Hughes, J., not participating
Notes
The plea paperwork contains this somewhat cryptic notation: "14TDC or open." At the sentencing hearing, the State's attorney framed the prior recommendation thusly: "The last recommendation on this case was just under the original indictment plus the enhancement, which is 14 years. Because of that, the State would ask that the Court start at that 15-year mark, .... This is the sort of crime where the State would ask the Court to start with 15 years and start working their [sic] way up."
The trial court imposed the sentence on August 13, 2015. Any motion for new trial was required to be filed on Monday, September 14, 2015. See Tex.R.App.P. 21.4(a) (motion for new trial must be filed no later than 30 days after the trial court imposes the sentence in open court); Tex.R.App.P. 4.1(a) (when the 30th day falls on a weekend, or holiday, the deadline carries over to the next business day). The file stamp on the motion to withdraw indicates it was filed at 4:15pm on Friday, September 12, 2015.

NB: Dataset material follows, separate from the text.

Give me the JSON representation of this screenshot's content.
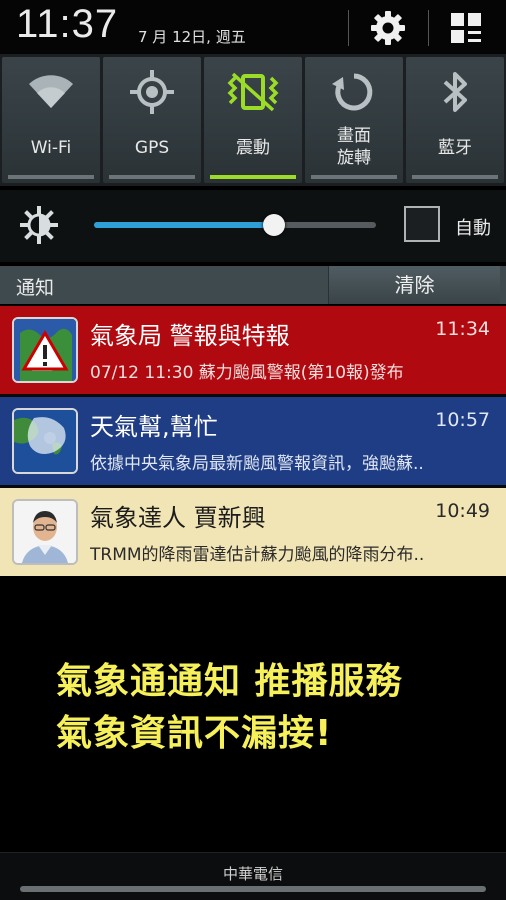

This case was transferred from our sister court in Dallas pursuant to the Texas Supreme Court's docket equalization efforts. See Tex.Gov't Code Ann. § 73.001 (West 2013). We follow the precedents of the Dallas court to the extent they might conflict with our own. See Tex.R.App.P. 41.3.
Caso was thirty-six years old at the time of the sentencing hearing and Appellant was forty-nine.
Trial courts are often called upon to decide disputed facts and we generally apply a deferential review to those decisions. See Carmouche v. State ,
A police report made a part of the appellate record notes that Caso is 5'8? and 160 pounds, while Appellant is 6'2? and 250 pounds.
Dropping the deadly weapon allegation did make Appellant at least eligible for community supervision, and reduce the minimum sentence from fifteen years to five years. Tex.Code Crim.Proc.Ann. art. 42.12, § 3g(a)(2) (West Supp. 2016)(use of a deadly weapon limits trial court's authority to place a defendant on community supervision); See Tex.Penal Code Ann. § 12.42(c)(1) (first degree felony following enhancement subject to minimum fifteen year sentence).
The following is the testimony of which Appellant now complains:
Q. When the police arrived, you tell them what happened?
A. My son and I. When the police said, no, the police got scared when he saw him. They checked him, and they gave him the first-first aid, and they couldn't believe what they were seeing.
Q. This is the police seeing your son?
A. Yes.
We also agree with the State that the trial court would not have abused its discretion in permitting this testimony under an exception to the hearsay rule, such as Tex.R.Evid. 803(1).